The village idiot of Las Vegas gets a hug from Matt Damon..

"Screw it, I'm going to the Haina," I was sitting at home with my soon to be ex-wife. The marriage was on its last leg. I figured there was no reason to hang around the house and make things worse. I slide on my coat, walk out the door and make the short hike to the Haina. Once there, I grab a seat at the bar and the bartender brings me a beer. I then take a look around the bar and notice a guy on the other side pacing back and forth while he is talking on his phone. I didn't think much of it at the time. As I'm taking another sip of my beer I hear a voice yell - "Fuck Yeah!" Turns out it was the guy on the phone who yelled.

I look up and ask the guy why he is so happy. He smiles and says - "I just got a job!" Good jobs are hard to come by nowadays, so I tell him this. - "Man, that is great! Where did you get a job at?" He says, "Los Angeles, in Hollywood." The next thing you know some one yells, "Congratulations Matt!" I then take a good look at who I was chatting with, and wouldn't you know...it was Matt Damon in the flesh.

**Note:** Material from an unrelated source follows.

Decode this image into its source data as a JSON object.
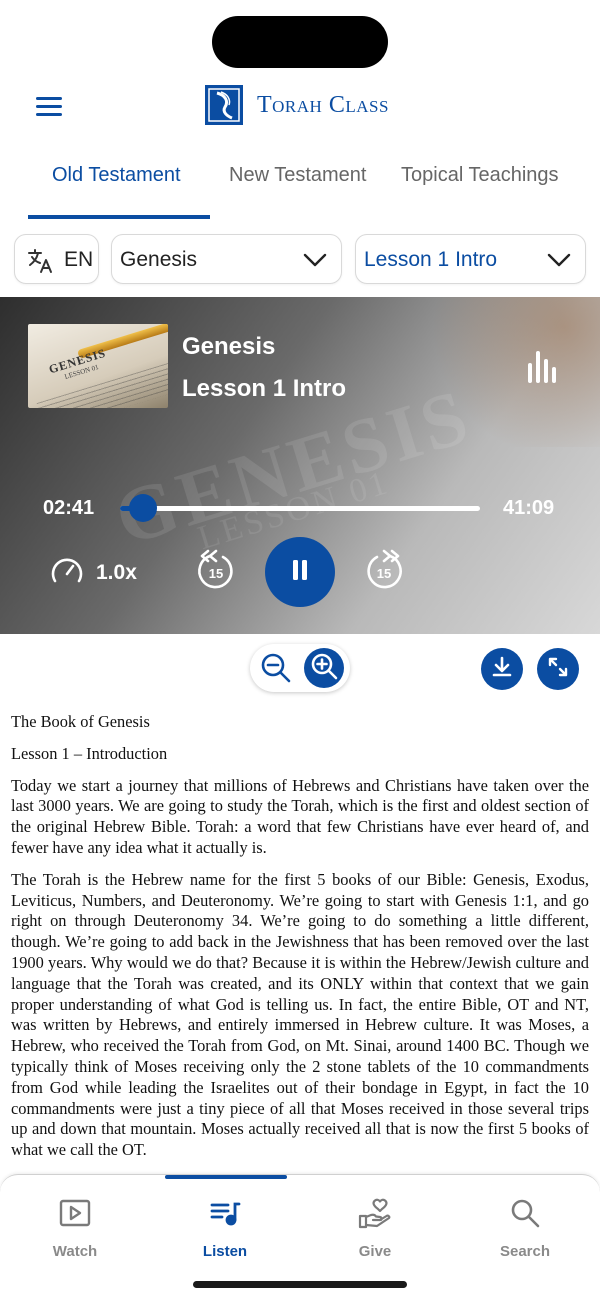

"You see the guy over there in the white shirt. I want to buy him a shot, whatever he wants," I tell the bartender. A few minutes later she comes back with a shot of Jameson's. A minute or two after that he stands up, grabs the shot I bought and says -"Who's this one from?" I smile and say, "That one is from me, Congratulations on your job Matt," he then says, "Cheers," and knocks back the shot I bought for him.

As the night goes on I notice something in particular about him, he liked to hug people. I must have watched him hug ten people. Anyways, as his entourage and he are preparing to leave, I yell this - "Hey, Matt," he then turns, looks at me and smiles. I couldn't figure out what to say, so I said the first thing that came to mind, "Do you think I could have a hug?" I have never been much into man hugging, but what the hell. It was Matt Damon.

He shrugs his shoulders and says - "Sure." I throw my arms out, he does the same. We then meet chest to chest with arms around each other's back. After the embrace is over, I tell him this - "I don't give a fuck what anyone says about Las Vegas! The streets out here are paved with gold!" I feel that statement to be a hundred times more valid today then when I said it the first time. Anyways, he looks at me, smiles and says - "I like your attitude and thanks for the shot."